News  ·  02 | 08 | 2018

Diane's Winter

Diane - Concorso internazionale

“I fell asleep”. It starts with a woman standing at the bedside of another one. A woman way more tired than the sick one she should take care of. It starts with a handshake between them, soft yet strong at the same time. Kent Jones relies on this image – so simple and however so difficult to shoot – in order to lead us into his first fiction feature. Since then the hug between two hands becomes the missing image in a journey which explores and exposes other people’s pain and the grief of those who take care of others.  
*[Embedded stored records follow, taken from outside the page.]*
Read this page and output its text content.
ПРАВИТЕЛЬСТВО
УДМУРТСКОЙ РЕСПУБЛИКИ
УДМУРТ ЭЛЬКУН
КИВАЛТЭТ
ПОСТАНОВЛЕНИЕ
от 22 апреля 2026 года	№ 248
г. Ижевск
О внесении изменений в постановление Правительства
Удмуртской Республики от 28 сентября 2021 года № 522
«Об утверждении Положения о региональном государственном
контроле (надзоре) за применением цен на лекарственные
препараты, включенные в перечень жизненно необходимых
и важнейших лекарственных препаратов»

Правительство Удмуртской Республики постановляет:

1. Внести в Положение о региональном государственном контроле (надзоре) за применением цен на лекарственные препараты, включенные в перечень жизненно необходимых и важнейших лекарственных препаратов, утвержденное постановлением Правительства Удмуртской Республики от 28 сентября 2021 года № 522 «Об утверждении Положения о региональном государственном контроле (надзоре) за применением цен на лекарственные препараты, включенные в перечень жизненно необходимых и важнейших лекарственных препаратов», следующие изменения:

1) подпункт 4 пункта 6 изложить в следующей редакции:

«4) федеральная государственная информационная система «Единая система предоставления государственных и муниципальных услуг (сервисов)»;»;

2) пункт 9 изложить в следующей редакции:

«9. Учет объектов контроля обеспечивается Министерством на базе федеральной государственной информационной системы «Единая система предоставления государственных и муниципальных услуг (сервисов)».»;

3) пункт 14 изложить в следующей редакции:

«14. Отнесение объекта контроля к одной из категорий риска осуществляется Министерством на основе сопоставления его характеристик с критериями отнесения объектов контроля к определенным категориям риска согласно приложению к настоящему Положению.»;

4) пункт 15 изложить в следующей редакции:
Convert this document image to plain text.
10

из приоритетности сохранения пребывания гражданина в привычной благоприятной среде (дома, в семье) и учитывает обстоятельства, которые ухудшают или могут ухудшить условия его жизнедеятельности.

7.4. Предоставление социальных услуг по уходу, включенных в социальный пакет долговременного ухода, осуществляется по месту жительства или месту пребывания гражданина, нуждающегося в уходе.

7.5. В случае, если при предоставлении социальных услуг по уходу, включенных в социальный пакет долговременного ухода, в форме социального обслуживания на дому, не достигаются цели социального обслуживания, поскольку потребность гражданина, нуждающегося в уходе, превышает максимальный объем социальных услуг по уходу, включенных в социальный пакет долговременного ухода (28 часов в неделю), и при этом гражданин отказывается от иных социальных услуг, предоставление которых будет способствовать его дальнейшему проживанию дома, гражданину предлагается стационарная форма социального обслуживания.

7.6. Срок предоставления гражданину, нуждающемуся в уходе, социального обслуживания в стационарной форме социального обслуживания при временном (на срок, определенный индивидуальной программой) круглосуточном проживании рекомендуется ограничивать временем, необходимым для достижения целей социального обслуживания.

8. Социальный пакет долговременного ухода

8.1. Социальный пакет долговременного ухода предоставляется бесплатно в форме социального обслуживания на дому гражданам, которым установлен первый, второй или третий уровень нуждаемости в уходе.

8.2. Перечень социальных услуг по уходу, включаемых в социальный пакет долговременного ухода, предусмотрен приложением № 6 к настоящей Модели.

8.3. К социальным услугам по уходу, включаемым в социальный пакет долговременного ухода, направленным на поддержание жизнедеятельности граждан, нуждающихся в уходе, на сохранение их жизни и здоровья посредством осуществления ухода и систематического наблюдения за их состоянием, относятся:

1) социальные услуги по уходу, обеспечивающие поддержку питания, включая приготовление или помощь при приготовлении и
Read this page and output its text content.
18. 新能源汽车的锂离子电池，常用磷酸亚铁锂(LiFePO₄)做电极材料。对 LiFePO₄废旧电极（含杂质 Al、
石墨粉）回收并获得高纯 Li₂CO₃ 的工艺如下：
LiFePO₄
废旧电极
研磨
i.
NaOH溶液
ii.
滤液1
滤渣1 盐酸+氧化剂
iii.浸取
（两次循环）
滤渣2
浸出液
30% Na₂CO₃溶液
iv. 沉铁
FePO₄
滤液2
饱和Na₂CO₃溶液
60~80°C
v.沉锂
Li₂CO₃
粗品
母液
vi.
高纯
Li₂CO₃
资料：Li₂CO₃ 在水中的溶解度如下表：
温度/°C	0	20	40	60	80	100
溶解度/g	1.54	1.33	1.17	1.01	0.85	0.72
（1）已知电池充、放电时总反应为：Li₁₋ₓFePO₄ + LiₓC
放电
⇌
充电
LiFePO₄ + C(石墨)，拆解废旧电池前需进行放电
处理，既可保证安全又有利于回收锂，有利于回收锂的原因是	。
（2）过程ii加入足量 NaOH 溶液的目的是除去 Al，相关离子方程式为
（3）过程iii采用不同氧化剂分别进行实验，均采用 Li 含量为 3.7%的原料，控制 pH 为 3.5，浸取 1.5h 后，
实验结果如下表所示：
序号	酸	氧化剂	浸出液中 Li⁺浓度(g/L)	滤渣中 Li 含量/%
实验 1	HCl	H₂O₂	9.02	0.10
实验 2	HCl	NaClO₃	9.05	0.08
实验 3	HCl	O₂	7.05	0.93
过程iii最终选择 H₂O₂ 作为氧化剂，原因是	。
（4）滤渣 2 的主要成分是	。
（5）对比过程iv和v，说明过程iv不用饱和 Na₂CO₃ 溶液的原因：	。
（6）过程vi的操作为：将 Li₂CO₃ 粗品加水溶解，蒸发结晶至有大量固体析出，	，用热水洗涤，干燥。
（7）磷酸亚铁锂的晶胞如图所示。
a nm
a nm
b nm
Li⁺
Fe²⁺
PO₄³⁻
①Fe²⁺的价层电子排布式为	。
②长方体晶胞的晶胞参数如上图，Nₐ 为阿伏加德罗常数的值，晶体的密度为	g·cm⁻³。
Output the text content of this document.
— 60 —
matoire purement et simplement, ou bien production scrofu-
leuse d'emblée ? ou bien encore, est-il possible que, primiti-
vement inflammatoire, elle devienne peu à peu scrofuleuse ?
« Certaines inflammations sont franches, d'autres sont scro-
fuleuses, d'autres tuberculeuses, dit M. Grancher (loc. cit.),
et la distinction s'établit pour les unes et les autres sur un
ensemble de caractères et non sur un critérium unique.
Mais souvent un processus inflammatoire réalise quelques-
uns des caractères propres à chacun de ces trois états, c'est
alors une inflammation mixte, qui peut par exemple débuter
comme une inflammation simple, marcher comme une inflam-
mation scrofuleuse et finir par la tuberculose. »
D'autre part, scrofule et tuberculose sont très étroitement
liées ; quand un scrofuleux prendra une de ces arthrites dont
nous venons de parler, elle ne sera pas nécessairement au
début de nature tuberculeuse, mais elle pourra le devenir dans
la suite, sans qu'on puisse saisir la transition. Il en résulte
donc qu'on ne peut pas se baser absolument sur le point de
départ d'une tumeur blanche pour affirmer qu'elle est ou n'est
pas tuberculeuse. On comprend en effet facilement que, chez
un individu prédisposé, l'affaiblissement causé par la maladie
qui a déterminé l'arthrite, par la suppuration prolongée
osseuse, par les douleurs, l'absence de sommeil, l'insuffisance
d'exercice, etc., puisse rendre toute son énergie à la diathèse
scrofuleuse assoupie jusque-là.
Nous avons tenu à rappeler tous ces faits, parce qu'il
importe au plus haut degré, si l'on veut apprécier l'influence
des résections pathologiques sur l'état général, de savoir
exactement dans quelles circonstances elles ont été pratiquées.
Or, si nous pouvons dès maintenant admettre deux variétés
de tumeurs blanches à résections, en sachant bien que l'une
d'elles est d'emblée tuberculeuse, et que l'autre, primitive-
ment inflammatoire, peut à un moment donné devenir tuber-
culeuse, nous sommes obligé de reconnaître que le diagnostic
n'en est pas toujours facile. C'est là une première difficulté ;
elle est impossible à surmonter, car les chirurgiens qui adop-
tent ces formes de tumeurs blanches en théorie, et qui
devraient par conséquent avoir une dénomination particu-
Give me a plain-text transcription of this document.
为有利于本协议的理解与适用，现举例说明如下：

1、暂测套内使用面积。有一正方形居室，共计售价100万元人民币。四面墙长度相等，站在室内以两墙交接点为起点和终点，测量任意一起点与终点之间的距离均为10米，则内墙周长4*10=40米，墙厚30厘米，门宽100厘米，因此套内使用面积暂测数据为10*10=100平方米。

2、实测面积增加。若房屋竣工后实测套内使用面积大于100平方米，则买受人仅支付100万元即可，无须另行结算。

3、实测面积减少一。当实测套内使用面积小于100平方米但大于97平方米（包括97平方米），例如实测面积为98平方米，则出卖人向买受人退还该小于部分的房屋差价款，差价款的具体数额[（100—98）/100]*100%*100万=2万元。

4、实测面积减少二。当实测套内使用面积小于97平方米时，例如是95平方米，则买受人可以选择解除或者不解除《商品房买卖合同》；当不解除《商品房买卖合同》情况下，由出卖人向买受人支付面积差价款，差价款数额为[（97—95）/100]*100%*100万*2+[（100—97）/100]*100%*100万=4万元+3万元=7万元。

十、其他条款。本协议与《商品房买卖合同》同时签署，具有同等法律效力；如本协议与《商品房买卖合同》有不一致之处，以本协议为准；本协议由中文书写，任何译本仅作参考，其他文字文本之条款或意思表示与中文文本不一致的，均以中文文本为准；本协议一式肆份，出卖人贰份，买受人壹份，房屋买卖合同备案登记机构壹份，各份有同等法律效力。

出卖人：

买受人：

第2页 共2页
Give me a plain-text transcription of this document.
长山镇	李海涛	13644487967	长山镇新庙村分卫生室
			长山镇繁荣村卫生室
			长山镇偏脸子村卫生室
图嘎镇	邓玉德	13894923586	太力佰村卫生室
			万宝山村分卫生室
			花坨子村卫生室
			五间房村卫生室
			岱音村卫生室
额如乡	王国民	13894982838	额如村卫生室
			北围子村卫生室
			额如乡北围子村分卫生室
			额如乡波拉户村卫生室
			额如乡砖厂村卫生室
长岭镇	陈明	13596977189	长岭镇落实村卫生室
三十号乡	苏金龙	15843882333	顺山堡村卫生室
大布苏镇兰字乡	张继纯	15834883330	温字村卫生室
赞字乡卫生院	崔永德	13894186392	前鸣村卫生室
The mise en scene plays with ellipses and recurring shots (the street seen from the windshield), the attention is focused on details, those anonymous elements which can fulfill a whole life. And probably would stand even after the life is over. Even if remaining on a descriptive level, Kent’s writing succeeds in order to shift the topic from a personal to a collective level. Wonderfully played by Mary Kay Place, Diane portraits all lonely women, dealing with their children’s issues, being able to help whoever is in need. Diane is not the center of the movie: she is its engine. She is the one gently leading us in a place which is more intimate than the one described in the first part: winter Massachusetts becomes a state of soul. The story is freed from its consequentiality and embraces sequences suspended between dream, desire and memory. Kent Jones gives his movie a U-turn: Diane embodies a journey not leading to us but to the inner soul, something we can’t name even if, time after time, it keeps staring at us.